Tuesday, December 15, 2009

Billions more to be spent on roads

Decisions announced today should delight the trucking industry.

A new four-lane highway will be built through the Kapiti Coast, along the western link road designation. The New Zealand Transport Agency announced this morning that it would build the Sandhills Expressway along the contentious Western Link Road route, running beside the coast from Raumati South to Peka Peka. It will cost between $380 million and $500 million, and will affect between 20 and 50 properties. The current State Highway 1 will become a local road.

And that old much vaunted "grand project", the Transmission Gully bypass, has also been given the green light. Along with improvements around the Basin Reserve and new Wellington tunnels, a total of $2.2 billion will be spent.

Well, despite the fact that the Transmission Gully route involves some pretty steep gradients, it will please the trucking industry no end. For car users, it is a mixed blessing. On the one hand the four lanes involved will mean they will be able to get past the many trucks that clog this section of State Highway 1 more easily. On the other hand, it will be them who will be massively subsidizing the truckies.

If $2 billion was spent instead on improving the rail system... ah yes, much fewer trucks on the State Highways, less road repairs, fewer accidents, less fuel imported, less trucks imported, less carbon emissions, less pollution generally. A beautiful dream and that's all it is going to remain by the look of it.
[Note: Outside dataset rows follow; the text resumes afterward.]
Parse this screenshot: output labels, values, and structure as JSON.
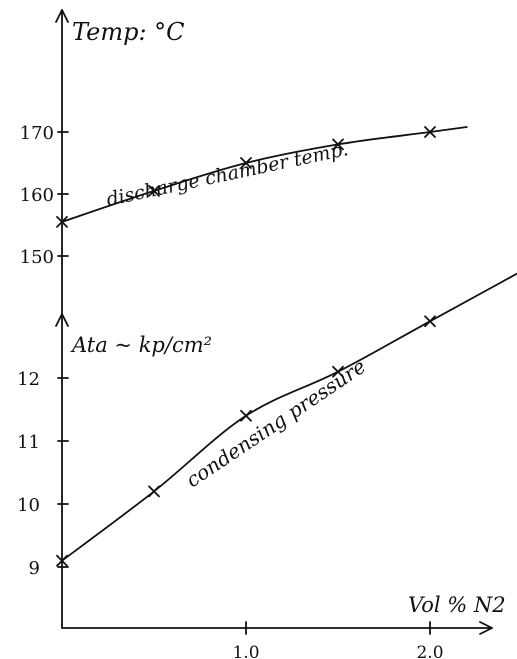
{
  "chart_data": [
    {
      "type": "line",
      "title": "",
      "ylabel": "Temp: °C",
      "xlabel": "Vol % N2",
      "x_ticks": [
        "1.0",
        "2.0"
      ],
      "y_ticks": [
        "150",
        "160",
        "170"
      ],
      "ylim": [
        146,
        175
      ],
      "xlim": [
        0,
        2.3
      ],
      "series": [
        {
          "name": "discharge chamber temp.",
          "x": [
            0,
            0.5,
            1.0,
            1.5,
            2.0
          ],
          "y": [
            155.5,
            160.5,
            165,
            168,
            170
          ]
        }
      ],
      "annotations": [
        "discharge chamber temp."
      ]
    },
    {
      "type": "line",
      "title": "",
      "ylabel": "Ata ~ kp/cm²",
      "xlabel": "Vol % N2",
      "x_ticks": [
        "1.0",
        "2.0"
      ],
      "y_ticks": [
        "9",
        "10",
        "11",
        "12"
      ],
      "ylim": [
        8,
        13
      ],
      "xlim": [
        0,
        2.3
      ],
      "series": [
        {
          "name": "condensing pressure",
          "x": [
            0,
            0.5,
            1.0,
            1.5,
            2.0
          ],
          "y": [
            9.1,
            10.2,
            11.4,
            12.1,
            12.9
          ]
        }
      ],
      "annotations": [
        "condensing pressure"
      ]
    }
  ]
}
We should point out that we are not against the trucking industry, and in fact we make a lot of use of it moving our books around the country. We know that road cartage charges are proportionately much cheaper in NZ than what they are in Australia and margins aren't great. Obviously trucks are necessary when it comes to short distance haulage; they should be much less necessary than they are now for long distance haulage, however. What we are against are misleading and distorted economic arguments based on partial considerations. It isn't a question of state versus private enterprise either. In much of Europe the state owns both the roads and the railway lines (and in the west maintains both to high standards), but private operators have their own freight trains. We want honesty and fairness.